Beg for the love expansion. Meditate only
on THAT. The Qur’an says,

And he is with you. (57:4)

We could also learn from the work done by our Australian brother, Dave Andrews, who has done amazing bridge-building work listening to his own Islamic neighbors in and around Brisbane (e.g., http://www.jihadofjesus.com/previews/2015/10/12/lunch-with-dave-andrews-jihad-for-jesus-matt-wade-senior-writer-sydney-morning-herald).

But ultimately, our Gospel calls us to seek to be inspired by the faith of Muslims right where we are, just as Jesus and the disciples encountered the Samaritans within the space of greater Israel. Do we know the Muslims in our own neighborhoods? Where is the closest mosque? Have we ever visited?

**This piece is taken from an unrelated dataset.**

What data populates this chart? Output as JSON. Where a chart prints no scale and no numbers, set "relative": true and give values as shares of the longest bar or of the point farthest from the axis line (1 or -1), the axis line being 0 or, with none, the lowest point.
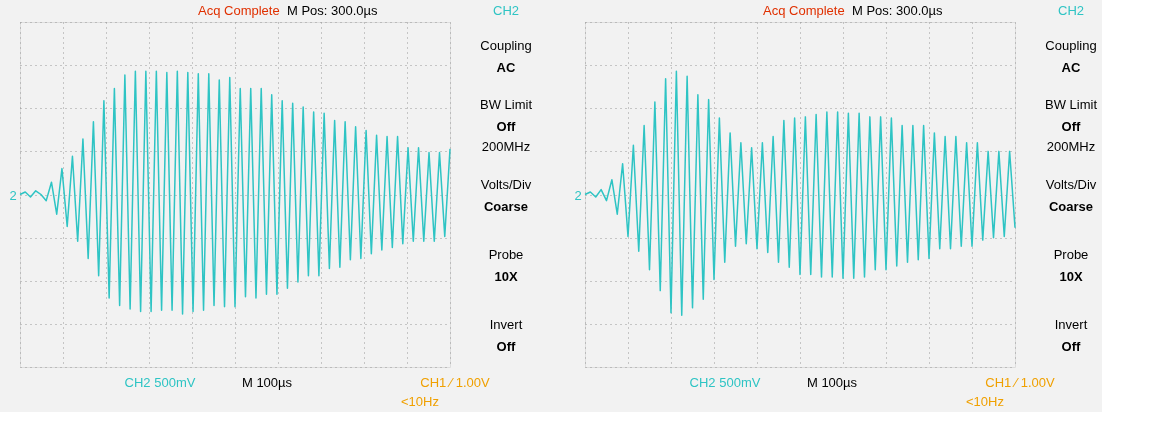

As Dave has witnessed in his own work, daring to engage the faith of “outsiders” can generate great hostility and anger among those who insist that “Christianity” is the only “way” of salvation or who continue to stereotype Muslims as terrorists. Ironically, this resistance is often evidence of our own lack of trust that the Creator God can be experienced “outside” the church. Our resistance may be active, but for many of us, resistance may take the form of the absence of acts of mercy, benevolence and peacemaking with our Muslim neighbors. May we seek to embrace the faith of the “outsider,” crying out, like the lepers, “Master, have mercy on us!”

We conclude with the hope that our lives might sing forth this proclamation from Iona songwriter, John Bell (listen here):

First-born of Mary,
Provocative preacher,
Itinerant teacher,
Outsider’s choice.
Jesus inspires and
disarms and confuses
whoever he chooses
to hear his voice.

© 1998, WGRG, Iona Community, Scotland.